Spanner Vertex AI integration shares the same SQL syntax with BigQuery ML, even though only a subset of BigQuery ML syntax is supported.

Benefits of Spanner Vertex AI integration

Generating ML predictions using Spanner Vertex AI integration provides multiple benefits compared to the approach where Spanner data access and access to the Vertex AI prediction endpoint are performed separately:

  • Performance:
    • Better latency: Spanner Vertex AI integration talking to the Vertex AI service directly eliminates additional round-trips between a compute node running a Spanner's client and the Vertex AI service.
    • Better throughput/parallelism: Spanner Vertex AI integration runs on top of Spanner's distributed query processing infrastructure, which supports highly parallelizable query execution.
  • User experience:
    • Ability to use a single, simple, coherent, and familiar SQL interface to facilitate both data transformation and ML serving scenarios on Spanner level of scale lowers the ML entry barrier and allows for a much smoother user experience.
  • Costs:
    • Spanner Vertex AI integration uses Spanner compute capacity to merge the results of ML computations and SQL query execution, which eliminates the need to provision an additional compute (for example, in Compute Engine or Google Kubernetes Engine) for that.

How does Spanner Vertex AI integration work?

Spanner Vertex AI integration doesn't host ML models, but relies on the Vertex AI service infrastructure instead. For a model to be used with Spanner Vertex AI integration, it should be already trained and deployed to Vertex AI.
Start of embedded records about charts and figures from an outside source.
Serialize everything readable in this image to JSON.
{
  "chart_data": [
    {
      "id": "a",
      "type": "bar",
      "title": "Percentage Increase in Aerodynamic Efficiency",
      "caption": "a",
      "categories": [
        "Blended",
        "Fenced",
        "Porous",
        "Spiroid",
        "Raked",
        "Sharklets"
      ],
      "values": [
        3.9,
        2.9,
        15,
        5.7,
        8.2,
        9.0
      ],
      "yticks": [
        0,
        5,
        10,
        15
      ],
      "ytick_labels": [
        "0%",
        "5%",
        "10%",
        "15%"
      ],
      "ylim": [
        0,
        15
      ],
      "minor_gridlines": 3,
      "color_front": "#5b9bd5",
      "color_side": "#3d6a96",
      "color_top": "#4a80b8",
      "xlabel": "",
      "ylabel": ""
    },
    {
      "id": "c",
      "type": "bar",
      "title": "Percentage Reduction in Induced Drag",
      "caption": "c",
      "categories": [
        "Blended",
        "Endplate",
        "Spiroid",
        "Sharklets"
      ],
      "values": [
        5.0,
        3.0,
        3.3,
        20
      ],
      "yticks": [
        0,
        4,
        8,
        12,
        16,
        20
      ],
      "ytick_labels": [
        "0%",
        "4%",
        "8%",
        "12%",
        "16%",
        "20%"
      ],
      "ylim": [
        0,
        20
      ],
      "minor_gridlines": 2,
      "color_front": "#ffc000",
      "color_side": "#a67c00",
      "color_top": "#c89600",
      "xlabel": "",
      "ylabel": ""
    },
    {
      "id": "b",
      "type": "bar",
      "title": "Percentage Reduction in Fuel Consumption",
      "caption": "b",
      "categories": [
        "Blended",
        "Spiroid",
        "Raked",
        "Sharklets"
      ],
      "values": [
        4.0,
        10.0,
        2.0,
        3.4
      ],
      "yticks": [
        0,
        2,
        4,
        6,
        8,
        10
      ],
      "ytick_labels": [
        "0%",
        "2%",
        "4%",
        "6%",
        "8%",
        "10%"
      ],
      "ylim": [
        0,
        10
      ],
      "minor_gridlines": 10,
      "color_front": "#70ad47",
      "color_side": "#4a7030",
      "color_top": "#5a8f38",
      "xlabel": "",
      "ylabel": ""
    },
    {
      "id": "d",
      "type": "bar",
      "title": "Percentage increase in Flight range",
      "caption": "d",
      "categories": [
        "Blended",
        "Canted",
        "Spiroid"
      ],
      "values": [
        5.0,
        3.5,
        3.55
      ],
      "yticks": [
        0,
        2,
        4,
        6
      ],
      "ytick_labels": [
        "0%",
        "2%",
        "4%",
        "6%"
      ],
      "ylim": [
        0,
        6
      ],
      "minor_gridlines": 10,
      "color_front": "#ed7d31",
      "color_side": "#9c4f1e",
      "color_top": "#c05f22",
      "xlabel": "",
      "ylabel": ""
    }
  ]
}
Spanner Vertex AI integration also doesn't provide any special ML training functionality. To train models on data stored in Spanner, you can use either of the following:

As soon as a model is deployed in the Vertex AI service, a database owner can register this model using the CREATE MODEL DDL statement. After that, the model can be referenced from the ML.PREDICT functions to produce predictions.

See Generate ML predictions using SQL for a tutorial on using Spanner Vertex AI integration.

Pricing

There are no additional charges from Spanner for use of Spanner Vertex AI integration. However, there are other potential charges associated with this feature:

  • You pay the standard rates for Vertex AI online prediction. The total charge depends on the model type you use. Some model types have a flat per hour rate, depending on the machine type and number of nodes that you use. Some model types have per call rates. We recommend you deploy the latter in a dedicated project where you have set explicit prediction quotas.
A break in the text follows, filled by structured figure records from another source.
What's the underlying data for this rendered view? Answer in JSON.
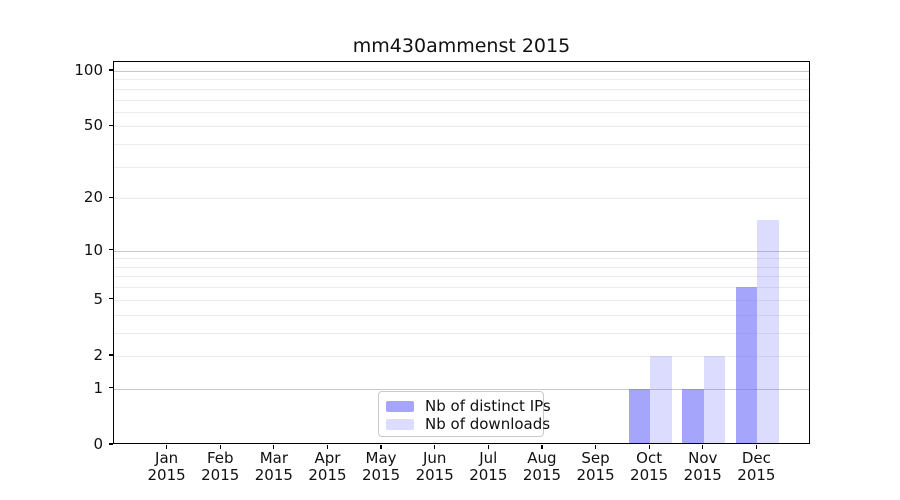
{
  "chart_data": {
    "type": "bar",
    "title": "mm430ammenst 2015",
    "categories": [
      "Jan",
      "Feb",
      "Mar",
      "Apr",
      "May",
      "Jun",
      "Jul",
      "Aug",
      "Sep",
      "Oct",
      "Nov",
      "Dec"
    ],
    "category_year": "2015",
    "series": [
      {
        "name": "Nb of distinct IPs",
        "color": "rgba(110,110,250,0.62)",
        "values": [
          0,
          0,
          0,
          0,
          0,
          0,
          0,
          0,
          0,
          1,
          1,
          6
        ]
      },
      {
        "name": "Nb of downloads",
        "color": "rgba(110,110,250,0.24)",
        "values": [
          0,
          0,
          0,
          0,
          0,
          0,
          0,
          0,
          0,
          2,
          2,
          15
        ]
      }
    ],
    "yticks": [
      0,
      1,
      2,
      5,
      10,
      20,
      50,
      100
    ],
    "grid_major_values": [
      1,
      10,
      100
    ],
    "grid_minor_values": [
      2,
      3,
      4,
      5,
      6,
      7,
      8,
      9,
      20,
      30,
      40,
      50,
      60,
      70,
      80,
      90
    ],
    "scale": "log10(1+x)",
    "ylim": [
      0,
      110
    ],
    "xlabel": "",
    "ylabel": "",
    "grid": "horizontal",
    "legend_position": "lower-center",
    "colors": {
      "grid_major": "#c8c8c8",
      "grid_minor": "#ebebeb",
      "axis": "#000000",
      "text": "#111111"
    }
  }
}
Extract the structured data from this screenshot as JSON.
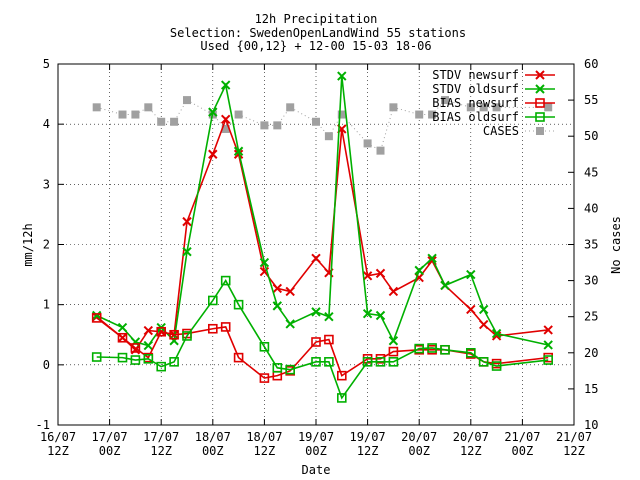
{
  "chart_data": {
    "type": "line",
    "title": "12h Precipitation",
    "subtitle": "Selection: SwedenOpenLandWind     55 stations",
    "subtitle2": "Used {00,12} + 12-00 15-03 18-06",
    "xlabel": "Date",
    "ylabel": "mm/12h",
    "y2label": "No cases",
    "xlim": [
      0,
      120
    ],
    "ylim": [
      -1,
      5
    ],
    "y2lim": [
      10,
      60
    ],
    "x_ticks": [
      {
        "x": 0,
        "label1": "16/07",
        "label2": "12Z"
      },
      {
        "x": 12,
        "label1": "17/07",
        "label2": "00Z"
      },
      {
        "x": 24,
        "label1": "17/07",
        "label2": "12Z"
      },
      {
        "x": 36,
        "label1": "18/07",
        "label2": "00Z"
      },
      {
        "x": 48,
        "label1": "18/07",
        "label2": "12Z"
      },
      {
        "x": 60,
        "label1": "19/07",
        "label2": "00Z"
      },
      {
        "x": 72,
        "label1": "19/07",
        "label2": "12Z"
      },
      {
        "x": 84,
        "label1": "20/07",
        "label2": "00Z"
      },
      {
        "x": 96,
        "label1": "20/07",
        "label2": "12Z"
      },
      {
        "x": 108,
        "label1": "21/07",
        "label2": "00Z"
      },
      {
        "x": 120,
        "label1": "21/07",
        "label2": "12Z"
      }
    ],
    "y_ticks": [
      -1,
      0,
      1,
      2,
      3,
      4,
      5
    ],
    "y2_ticks": [
      10,
      15,
      20,
      25,
      30,
      35,
      40,
      45,
      50,
      55,
      60
    ],
    "grid": true,
    "legend_position": "top-right",
    "series": [
      {
        "name": "STDV newsurf",
        "color": "#e00000",
        "marker": "cross",
        "axis": "y",
        "x": [
          9,
          15,
          18,
          21,
          24,
          27,
          30,
          36,
          39,
          42,
          48,
          51,
          54,
          60,
          63,
          66,
          72,
          75,
          78,
          84,
          87,
          90,
          96,
          99,
          102,
          114
        ],
        "y": [
          0.8,
          0.45,
          0.25,
          0.57,
          0.55,
          0.5,
          2.38,
          3.5,
          4.08,
          3.5,
          1.55,
          1.27,
          1.22,
          1.77,
          1.53,
          3.92,
          1.48,
          1.52,
          1.22,
          1.45,
          1.73,
          1.32,
          0.92,
          0.67,
          0.48,
          0.58
        ]
      },
      {
        "name": "STDV oldsurf",
        "color": "#00b000",
        "marker": "cross",
        "axis": "y",
        "x": [
          9,
          15,
          18,
          21,
          24,
          27,
          30,
          36,
          39,
          42,
          48,
          51,
          54,
          60,
          63,
          66,
          72,
          75,
          78,
          84,
          87,
          90,
          96,
          99,
          102,
          114
        ],
        "y": [
          0.82,
          0.62,
          0.38,
          0.32,
          0.62,
          0.4,
          1.88,
          4.2,
          4.65,
          3.55,
          1.7,
          0.98,
          0.68,
          0.88,
          0.8,
          4.8,
          0.85,
          0.82,
          0.4,
          1.57,
          1.77,
          1.32,
          1.5,
          0.92,
          0.52,
          0.33
        ]
      },
      {
        "name": "BIAS newsurf",
        "color": "#e00000",
        "marker": "square",
        "axis": "y",
        "x": [
          9,
          15,
          18,
          21,
          24,
          27,
          30,
          36,
          39,
          42,
          48,
          51,
          54,
          60,
          63,
          66,
          72,
          75,
          78,
          84,
          87,
          90,
          96,
          99,
          102,
          114
        ],
        "y": [
          0.78,
          0.45,
          0.28,
          0.12,
          0.55,
          0.5,
          0.52,
          0.6,
          0.63,
          0.12,
          -0.22,
          -0.18,
          -0.1,
          0.38,
          0.42,
          -0.18,
          0.1,
          0.1,
          0.22,
          0.25,
          0.25,
          0.25,
          0.18,
          0.05,
          0.02,
          0.12
        ]
      },
      {
        "name": "BIAS oldsurf",
        "color": "#00b000",
        "marker": "square",
        "axis": "y",
        "x": [
          9,
          15,
          18,
          21,
          24,
          27,
          30,
          36,
          39,
          42,
          48,
          51,
          54,
          60,
          63,
          66,
          72,
          75,
          78,
          84,
          87,
          90,
          96,
          99,
          102,
          114
        ],
        "y": [
          0.13,
          0.12,
          0.08,
          0.1,
          -0.03,
          0.05,
          0.48,
          1.07,
          1.4,
          1.0,
          0.3,
          -0.05,
          -0.08,
          0.05,
          0.05,
          -0.55,
          0.05,
          0.05,
          0.05,
          0.27,
          0.28,
          0.25,
          0.2,
          0.05,
          -0.02,
          0.08
        ]
      },
      {
        "name": "CASES",
        "color": "#a0a0a0",
        "marker": "square",
        "axis": "y2",
        "x": [
          9,
          15,
          18,
          21,
          24,
          27,
          30,
          36,
          39,
          42,
          48,
          51,
          54,
          60,
          63,
          66,
          72,
          75,
          78,
          84,
          87,
          90,
          96,
          99,
          102,
          114
        ],
        "y": [
          54,
          53,
          53,
          54,
          52,
          52,
          55,
          53,
          51,
          53,
          51.5,
          51.5,
          54,
          52,
          50,
          53,
          49,
          48,
          54,
          53,
          53,
          55,
          54,
          54,
          54,
          54
        ]
      }
    ]
  }
}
  • You pay the standard rates for data transfer between Spanner and Vertex AI. The total charge depends on the region hosting the server executing the query and the region hosting the called endpoint. To minimize charges, deploy your Vertex AI endpoints in the same region as your Spanner instance. When using multi-regional instance configurations or multiple Vertex AI endpoints, deploy your endpoints on the same continent.

SLA

Due to Vertex AI online prediction availability being lower, you must properly configure Spanner ML models to maintain Spanner's high availability while using Spanner Vertex AI integration:

  1. Spanner ML models must use multiple Vertex AI endpoints on the backend to enable failover.
  2. Vertex AI endpoints must conform to the Vertex AI SLA.
  3. Vertex AI endpoints must provision enough capacity to handle incoming traffic.
  4. Vertex AI endpoints must use separate regions close to the Spanner database to avoid regional outages.
  5. Vertex AI endpoints should use separate projects to avoid issues with per-project prediction quotas.
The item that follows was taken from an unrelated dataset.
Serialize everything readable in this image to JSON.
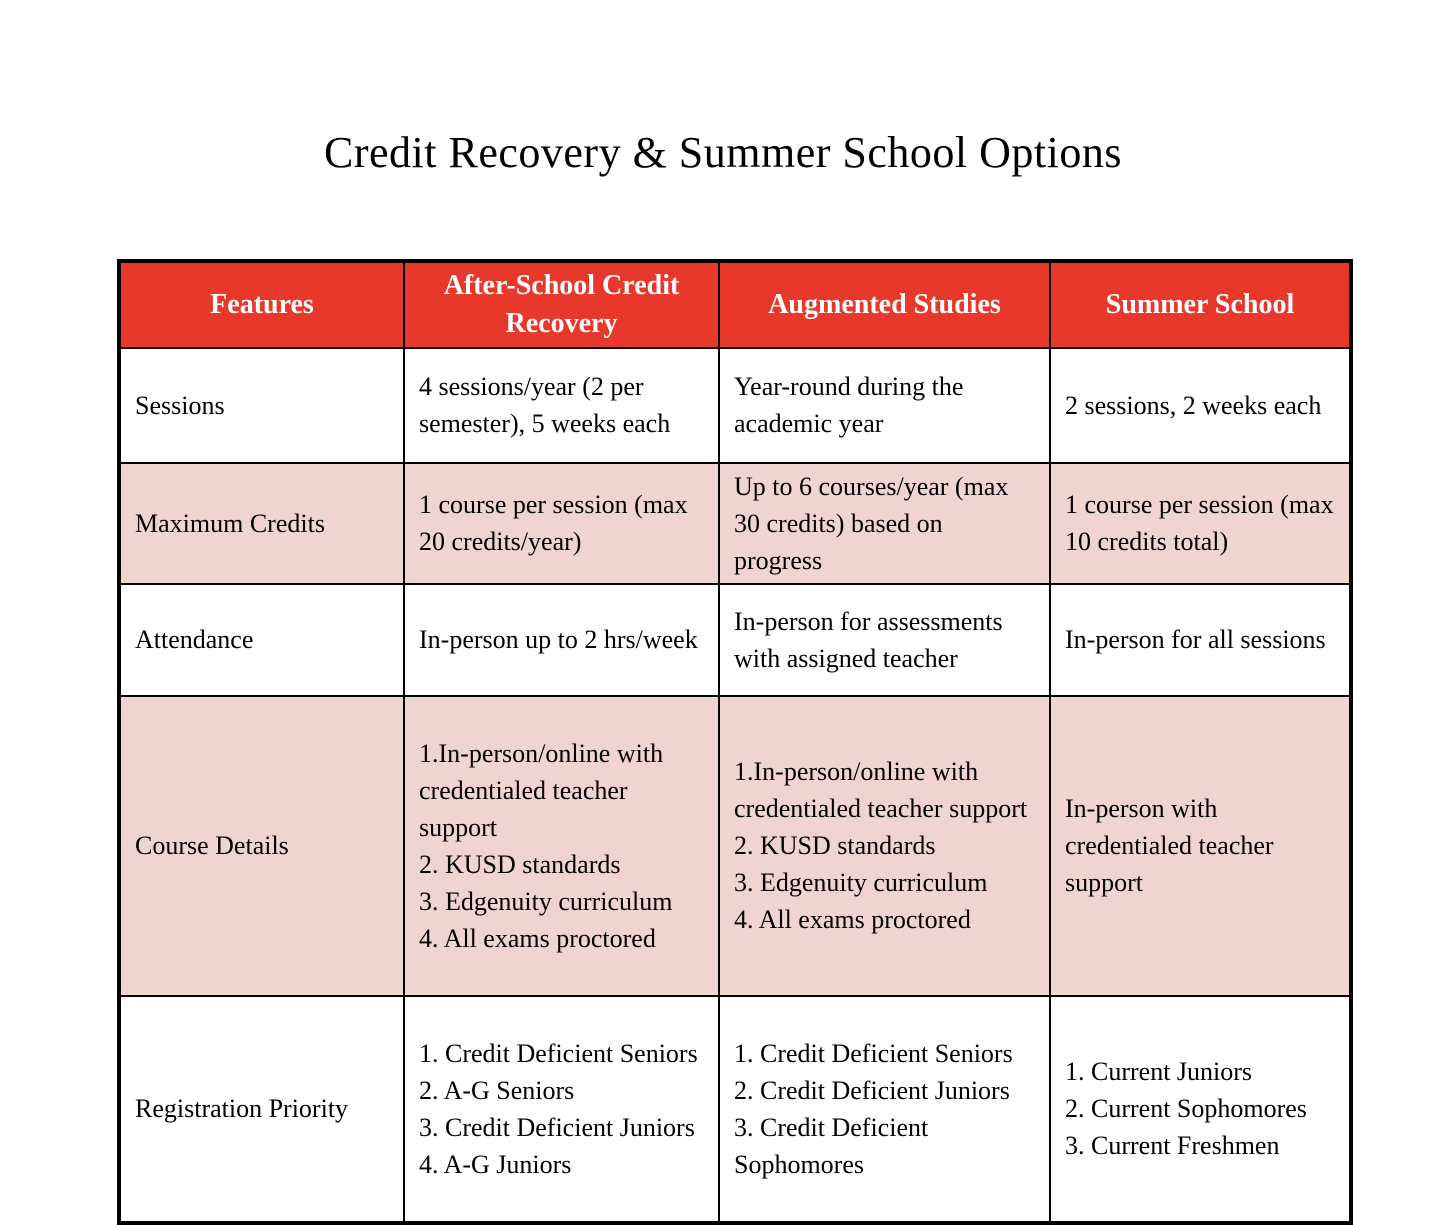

The number of redundant Vertex AI endpoints depends on their SLA, and the number of rows in Spanner queries:

Spanner SLA VertexAI SLA 1 row 10 rows 100 rows 1000 rows
99.99% 99.9% 2 2 2 3
99.99% 99.5% 2 3 3 4
99.999% 99.9% 2 2 3 3
99.999% 99.5% 3 3 4 4

Vertex AI endpoints don't need to host exactly the same model. We recommend that you configure the Spanner ML model to have a primary, complex and compute intensive model as its first endpoint. Subsequent failover endpoints can point to simplified models that are less compute intensive, scale better and can absorb traffic spikes.

Compliance

Assured Workloads don't support the Vertex AI Prediction API. Enabling a restrict resource usage constraint disables the Vertex AI API and effectively the Spanner Vertex AI integration feature.

Additionally, we recommend that you create a VPC Service Controls perimeter to ensure your production databases cannot connect to Vertex AI endpoints in your non-production projects that might not have the proper compliance configuration.